Arrêt du Conseil d’Etat n°397601 du 13 décembre 2017

Présentation des faits 

Une SCA créée en 2002 comptait, parmi ses commanditaires, une société anonyme qui détenait plus de 95 % de son capital et avait pour unique commandité une société de droit américain.

Elle avait opté, avec effet au 1er janvier 2004, pour son entrée dans le groupe fiscal intégré dont la mère était la SA.

À l’issue d’une vérification de comptabilité, l’administration fiscale avait remis en cause la validité de cette option, au motif que ladite SA ne disposait pas de 95 % des droits de vote au sein de la société commanditée. Le service avait, dès lors, imposé la SCA sur ses résultats propres au titre de l’exercice clos en 2005.

Le ministre s’était pourvu en cassation contre l’arrêt par lequel la Cour administrative d’appel de Versailles avait rejeté son recours contre le jugement du Tribunal administratif de Montreuil ayant prononcé la décharge des impositions supplémentaires auxquelles la société venant aux droits de la SCA avait été conséquemment assujettie.

Il soutenait que, pour l’appréciation du seuil de détention de 95 % des droits de vote, prévu par les dispositions des articles 223 A et 46 quater-0 ZF du CGI, il convenait, lorsque la société intégrée est une SCA, de prendre en compte à la fois les actions détenues par les commanditaires et, directement ou indirectement, les parts sociales des commandités.

Le Conseil d’Etat a dû répondre à la question de savoir s’il convient de prendre en compte à la fois les actions détenues par les commanditaires et les parts sociales des commandités, lorsque la société intégrée est une SCA, pour l’appréciation du seuil de détention de 95 % des droits de vote, prévu par les dispositions des articles 223 A et 46 quater-0 ZF du CGI.

La haute juridiction administrative a répondu en jugeant que l’administration fiscale ne pouvait légalement exclure la SCA du groupe fiscal intégré dont la SA était la tête au motif que cette dernière aurait disposé de moins de 95 % des droits de vote au sein de la commanditée de la SCA.

Une société en commandite par actions comprend deux types d’associés :

  • d’une part, les commanditaires qui sont les actionnaires de la société et ne sont responsables des dettes qu’à concurrence de leur participation au capital,
  • d’autre part, les commandités qui, nommés par les commanditaires, ont le statut de commerçants, et sont indéfiniment et solidairement responsables des dettes sur leurs biens propres.

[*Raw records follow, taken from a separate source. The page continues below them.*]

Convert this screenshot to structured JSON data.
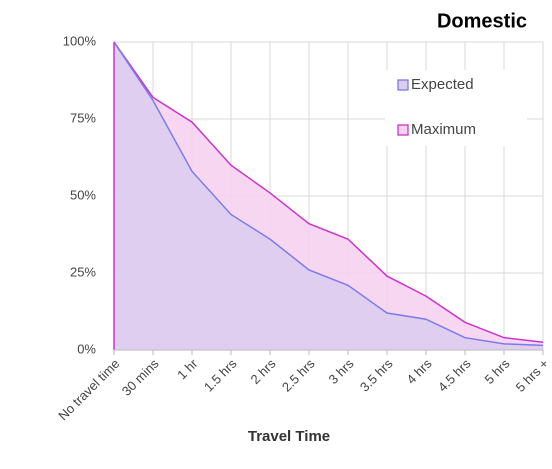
{
  "chart_data": {
    "type": "area",
    "title": "Domestic",
    "x_label": "Travel Time",
    "categories": [
      "No travel time",
      "30 mins",
      "1 hr",
      "1.5 hrs",
      "2 hrs",
      "2.5 hrs",
      "3 hrs",
      "3.5 hrs",
      "4 hrs",
      "4.5 hrs",
      "5 hrs",
      "5 hrs +"
    ],
    "series": [
      {
        "name": "Expected",
        "color": "#7b7be8",
        "fill": "#dccdf0",
        "values": [
          100,
          81,
          58,
          44,
          36,
          26,
          21,
          12,
          10,
          4,
          2,
          1.5
        ]
      },
      {
        "name": "Maximum",
        "color": "#cc33cc",
        "fill": "#f6d2f1",
        "values": [
          100,
          82,
          74,
          60,
          51,
          41,
          36,
          24,
          17.5,
          9,
          4,
          2.5
        ]
      }
    ],
    "ylim": [
      0,
      100
    ],
    "yticks": [
      {
        "value": 0,
        "label": "0%"
      },
      {
        "value": 25,
        "label": "25%"
      },
      {
        "value": 50,
        "label": "50%"
      },
      {
        "value": 75,
        "label": "75%"
      },
      {
        "value": 100,
        "label": "100%"
      }
    ],
    "grid": true,
    "legend": "upper right"
  }
}
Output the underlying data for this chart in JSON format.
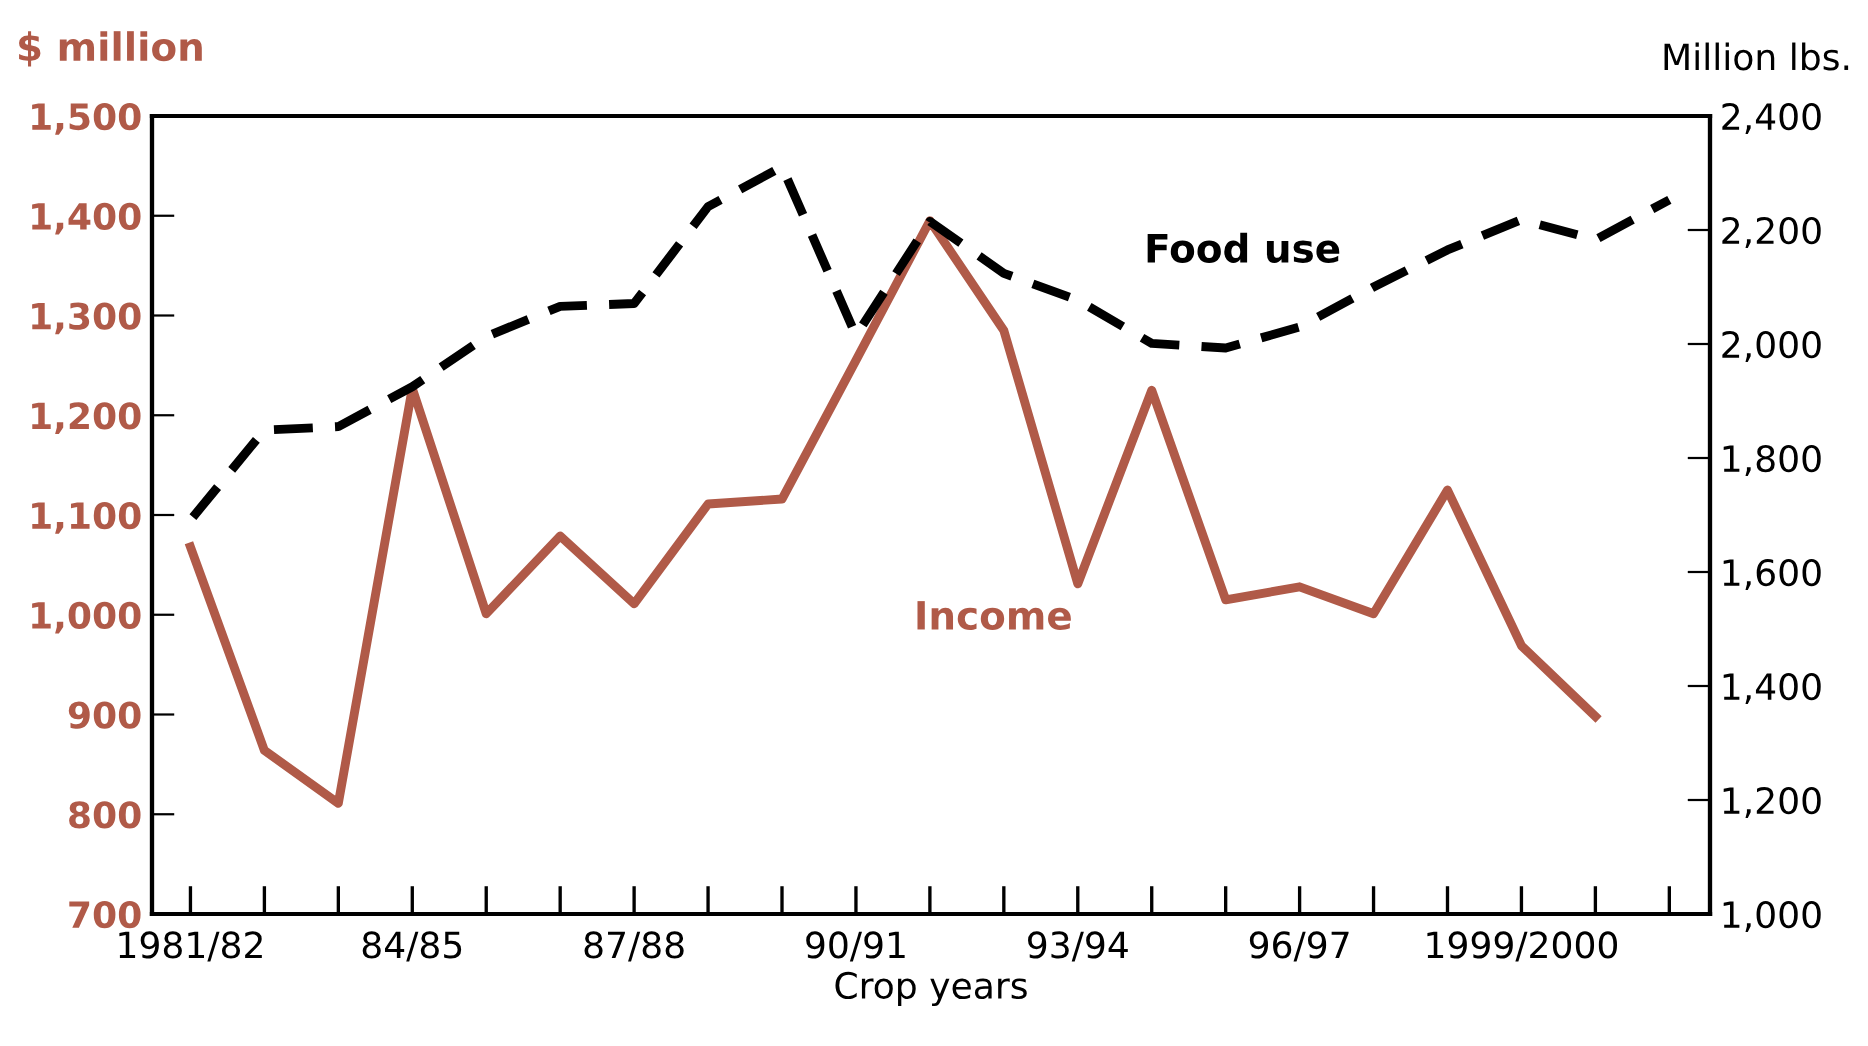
{
  "chart_data": {
    "type": "line",
    "categories": [
      "1981/82",
      null,
      null,
      "84/85",
      null,
      null,
      "87/88",
      null,
      null,
      "90/91",
      null,
      null,
      "93/94",
      null,
      null,
      "96/97",
      null,
      null,
      "1999/2000",
      null,
      null
    ],
    "xlabel": "Crop years",
    "ylabel": "$ million",
    "y2label": "Million lbs.",
    "ylim": [
      700,
      1500
    ],
    "yticks": [
      700,
      800,
      900,
      {
        "value": 1000,
        "label": "1,000"
      },
      {
        "value": 1100,
        "label": "1,100"
      },
      {
        "value": 1200,
        "label": "1,200"
      },
      {
        "value": 1300,
        "label": "1,300"
      },
      {
        "value": 1400,
        "label": "1,400"
      },
      {
        "value": 1500,
        "label": "1,500"
      }
    ],
    "y2lim": [
      1000,
      2400
    ],
    "y2ticks": [
      {
        "value": 1000,
        "label": "1,000"
      },
      {
        "value": 1200,
        "label": "1,200"
      },
      {
        "value": 1400,
        "label": "1,400"
      },
      {
        "value": 1600,
        "label": "1,600"
      },
      {
        "value": 1800,
        "label": "1,800"
      },
      {
        "value": 2000,
        "label": "2,000"
      },
      {
        "value": 2200,
        "label": "2,200"
      },
      {
        "value": 2400,
        "label": "2,400"
      }
    ],
    "grid": false,
    "legend": false,
    "series": [
      {
        "name": "Food use",
        "color": "#000000",
        "axis": "y2",
        "line_style": "dashed",
        "values": [
          1691,
          1849,
          1855,
          1925,
          2013,
          2066,
          2071,
          2241,
          2311,
          2015,
          2215,
          2124,
          2077,
          2001,
          1993,
          2030,
          2100,
          2165,
          2218,
          2183,
          2253
        ]
      },
      {
        "name": "Income",
        "color": "#b05a48",
        "axis": "y",
        "line_style": "solid",
        "values": [
          1068,
          864,
          811,
          1227,
          1001,
          1079,
          1011,
          1111,
          1116,
          1255,
          1395,
          1285,
          1031,
          1225,
          1015,
          1028,
          1001,
          1125,
          969,
          898,
          null
        ]
      }
    ]
  }
}
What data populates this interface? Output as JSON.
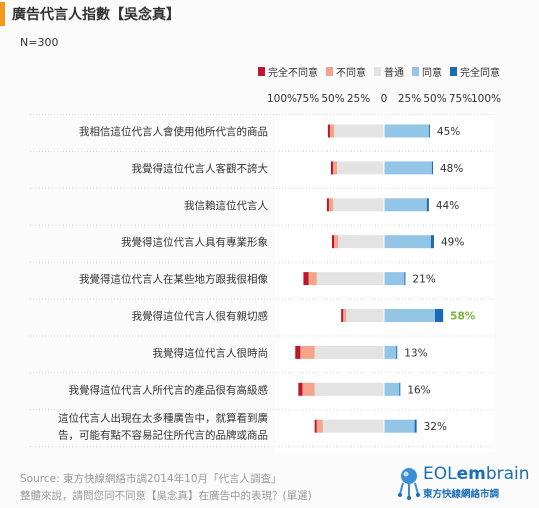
{
  "title": "廣告代言人指數【吳念真】",
  "sample_size": "N=300",
  "footer": {
    "source": "Source: 東方快線網絡市調2014年10月「代言人調查」",
    "question": "整體來說，請問您同不同意【吳念真】在廣告中的表現？(單選)"
  },
  "logo": {
    "text_light": "EOL",
    "text_bold": "em",
    "text_light2": "brain",
    "subtitle": "東方快線網絡市調"
  },
  "chart_data": {
    "type": "bar",
    "stacked": "diverging",
    "legend_position": "top-right",
    "legend": [
      "完全不同意",
      "不同意",
      "普通",
      "同意",
      "完全同意"
    ],
    "colors": {
      "完全不同意": "#c0152f",
      "不同意": "#f2a58a",
      "普通": "#e3e3e3",
      "同意": "#93c6e6",
      "完全同意": "#1a6bb3",
      "highlight": "#7ab23b"
    },
    "axis_ticks": [
      "100%",
      "75%",
      "50%",
      "25%",
      "0",
      "25%",
      "50%",
      "75%",
      "100%"
    ],
    "xlim": [
      -100,
      100
    ],
    "categories": [
      "我相信這位代言人會使用他所代言的商品",
      "我覺得這位代言人客觀不誇大",
      "我信賴這位代言人",
      "我覺得這位代言人具有專業形象",
      "我覺得這位代言人在某些地方跟我很相像",
      "我覺得這位代言人很有親切感",
      "我覺得這位代言人很時尚",
      "我覺得這位代言人所代言的產品很有高級感",
      [
        "這位代言人出現在太多種廣告中，就算看到廣",
        "告，可能有點不容易記住所代言的品牌或商品"
      ]
    ],
    "series": [
      {
        "name": "完全不同意",
        "values": [
          2,
          2,
          2,
          2,
          5,
          2,
          5,
          4,
          2
        ]
      },
      {
        "name": "不同意",
        "values": [
          4,
          4,
          4,
          4,
          8,
          3,
          14,
          12,
          6
        ]
      },
      {
        "name": "普通",
        "values": [
          49,
          46,
          50,
          45,
          66,
          37,
          68,
          68,
          60
        ]
      },
      {
        "name": "同意",
        "values": [
          44,
          47,
          42,
          46,
          20,
          50,
          12,
          15,
          30
        ]
      },
      {
        "name": "完全同意",
        "values": [
          1,
          1,
          2,
          3,
          1,
          8,
          1,
          1,
          2
        ]
      }
    ],
    "agree_totals": [
      "45%",
      "48%",
      "44%",
      "49%",
      "21%",
      "58%",
      "13%",
      "16%",
      "32%"
    ],
    "highlight_index": 5
  }
}
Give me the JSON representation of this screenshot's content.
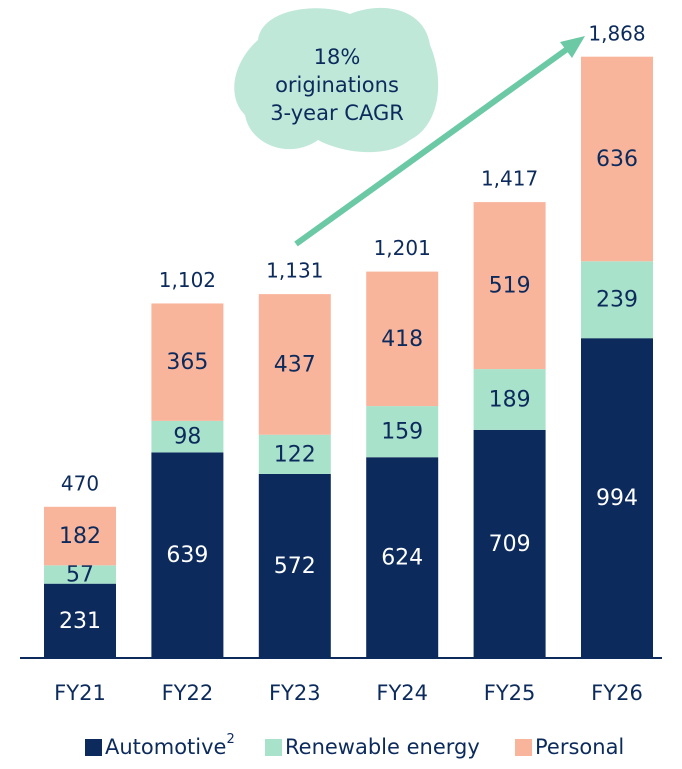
{
  "chart_data": {
    "type": "stacked_bar",
    "categories": [
      "FY21",
      "FY22",
      "FY23",
      "FY24",
      "FY25",
      "FY26"
    ],
    "series": [
      {
        "name": "Automotive",
        "name_superscript": "2",
        "color": "#0c2b5c",
        "label_color": "#ffffff",
        "values": [
          231,
          639,
          572,
          624,
          709,
          994
        ]
      },
      {
        "name": "Renewable energy",
        "color": "#a9e2cb",
        "label_color": "#0c2b5c",
        "values": [
          57,
          98,
          122,
          159,
          189,
          239
        ]
      },
      {
        "name": "Personal",
        "color": "#f9b59c",
        "label_color": "#0c2b5c",
        "values": [
          182,
          365,
          437,
          418,
          519,
          636
        ]
      }
    ],
    "totals": {
      "values": [
        470,
        1102,
        1131,
        1201,
        1417,
        1868
      ],
      "value_labels": [
        "470",
        "1,102",
        "1,131",
        "1,201",
        "1,417",
        "1,868"
      ]
    },
    "annotation": [
      "18%",
      "originations",
      "3-year CAGR"
    ],
    "annotation_color": "#bfe8d9",
    "arrow_color": "#6cc9a6"
  }
}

Il doit y avoir au minimum un commandité et trois commanditaires, l’administration de la SCA est assurée par des gérants, qui sont nommés par les commanditaires avec l’accord des et ceux-ci contrôlés par un conseil de surveillance composé de commanditaires.

L’argumentation de l’administration est fondée sur l’article 46 quater 0 ZF disposant au moment des faits :

« Pour l’application des dispositions de l’article 223 A du code général des impôts, la détention de 95 p. 100 au moins du capital d’une société s’entend de la détention en pleine propriété de 95 p. 100 au moins des droits à dividendes et de 95 p. 100 au moins des droits de vote attachés aux titres émis par cette société ».

Cependant, selon l’article L226-1 du Code de commerce seuls les commanditaires sont titulaires de la qualité d’actionnaires au sein d’une SCA. En effet, ce texte prévoit :

« La société en commandite par actions, dont le capital est divisé en actions, est constituée entre un ou plusieurs commandités, qui ont la qualité de commerçant (…) et des commanditaires, qui ont la qualité d’actionnaires (…). »

Dès lors les actions composant exclusivement le capital d’une SCA, sont détenues par les seuls commanditaires.

En outre, seuls les commanditaires actionnaires d’une SCA, à l’exclusion des commandités, participent aux votes des assemblées générales et peuvent être membres du conseil de surveillance.

Il en résulte donc que l’appréciation du seuil requis par l’article 46 quater-0 ZF du CGI ne peut s’effectuer qu’au niveau des commanditaires et non des commandités.